Hey all,
I have two ancient 8.0.5 cDOT clusters running several 6080s with pairs of Cisco 5010s for 10gig cluster net, 2 x 10gig cluster ports per filer (can't upgrade them, no support, long story..)
Anyway, just recently one of these clusters started periodically spewing some partial and full packet loss errors on the cluster net - multiple filers, multiple ports, not local to a specific cluster switch. Tried powering off each cluster switch, I get the same thing whether it's one, the other, or both switches in play.
I notice that flow control is enabled on the ports filer-side, but not on the cluster switches. I never really paid any attention to that, as they came from NetApp in this config, and have been working fine to date.
However now that I've been doing some digging, I see a lot of mentions that it's recommended that flow-control be disabled completely on 10 gigabit gear with NetApp.
Since it's enabled on the filers, but not on the cluster switches, it's effectively off anyway, right? Or am I missing something? The switches see plenty of pause frames coming in from the filers, so it would appear they are wanting things to slow down.
I'm wondering if I'm hitting some threshold on the filers that's causing this periodic packet loss. It's not associated with a specific port, so doesn't appear to be a specific optic burning out, and it's present regardless of using either or both switches.

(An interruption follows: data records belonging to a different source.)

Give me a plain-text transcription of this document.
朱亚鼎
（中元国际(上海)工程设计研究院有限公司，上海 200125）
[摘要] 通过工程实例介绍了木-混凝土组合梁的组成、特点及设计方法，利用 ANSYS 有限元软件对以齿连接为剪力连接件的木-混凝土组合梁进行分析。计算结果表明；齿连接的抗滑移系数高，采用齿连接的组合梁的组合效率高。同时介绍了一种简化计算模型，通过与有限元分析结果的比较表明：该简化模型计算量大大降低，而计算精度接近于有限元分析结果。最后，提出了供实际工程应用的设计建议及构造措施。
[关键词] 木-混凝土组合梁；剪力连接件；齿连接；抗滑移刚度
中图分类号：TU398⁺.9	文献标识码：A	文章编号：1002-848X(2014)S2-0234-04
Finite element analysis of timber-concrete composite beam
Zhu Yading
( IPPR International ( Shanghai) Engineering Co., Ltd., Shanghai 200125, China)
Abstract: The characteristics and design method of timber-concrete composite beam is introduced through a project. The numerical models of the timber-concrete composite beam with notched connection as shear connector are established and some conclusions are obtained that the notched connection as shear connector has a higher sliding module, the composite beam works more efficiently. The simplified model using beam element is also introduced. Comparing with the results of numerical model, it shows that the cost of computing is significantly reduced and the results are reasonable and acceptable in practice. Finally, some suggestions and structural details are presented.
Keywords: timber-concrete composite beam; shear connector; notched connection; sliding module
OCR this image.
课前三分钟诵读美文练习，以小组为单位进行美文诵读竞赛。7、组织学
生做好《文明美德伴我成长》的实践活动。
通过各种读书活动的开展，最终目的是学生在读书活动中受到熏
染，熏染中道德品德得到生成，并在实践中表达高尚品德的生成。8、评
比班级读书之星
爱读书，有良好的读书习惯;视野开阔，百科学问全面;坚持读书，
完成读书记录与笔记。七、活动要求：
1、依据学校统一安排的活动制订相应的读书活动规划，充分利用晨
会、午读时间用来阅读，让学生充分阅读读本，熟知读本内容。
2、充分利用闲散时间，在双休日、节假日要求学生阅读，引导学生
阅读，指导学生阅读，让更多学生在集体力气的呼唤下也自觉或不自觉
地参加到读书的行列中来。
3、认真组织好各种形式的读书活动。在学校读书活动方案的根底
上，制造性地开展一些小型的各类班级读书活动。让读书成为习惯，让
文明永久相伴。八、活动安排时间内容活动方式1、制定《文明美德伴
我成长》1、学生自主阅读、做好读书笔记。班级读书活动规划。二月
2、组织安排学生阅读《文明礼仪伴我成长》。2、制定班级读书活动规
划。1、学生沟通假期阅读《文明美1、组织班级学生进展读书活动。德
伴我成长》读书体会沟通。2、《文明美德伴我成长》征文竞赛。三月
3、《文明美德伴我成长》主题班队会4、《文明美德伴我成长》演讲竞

stats periodic only shows a GB or so passing over the net between these 8 x 6080s, and ops cluster wide are not that high at all, so I'm kinda stumped. I've dealt with plenty of bad optics in the past, and we usually run out of steam and the disk or head level, so these cluster net issues are new to me.
My thought is to go ahead and try enabling flow control on the switches, but that seems to be recommended against.
Any ideas?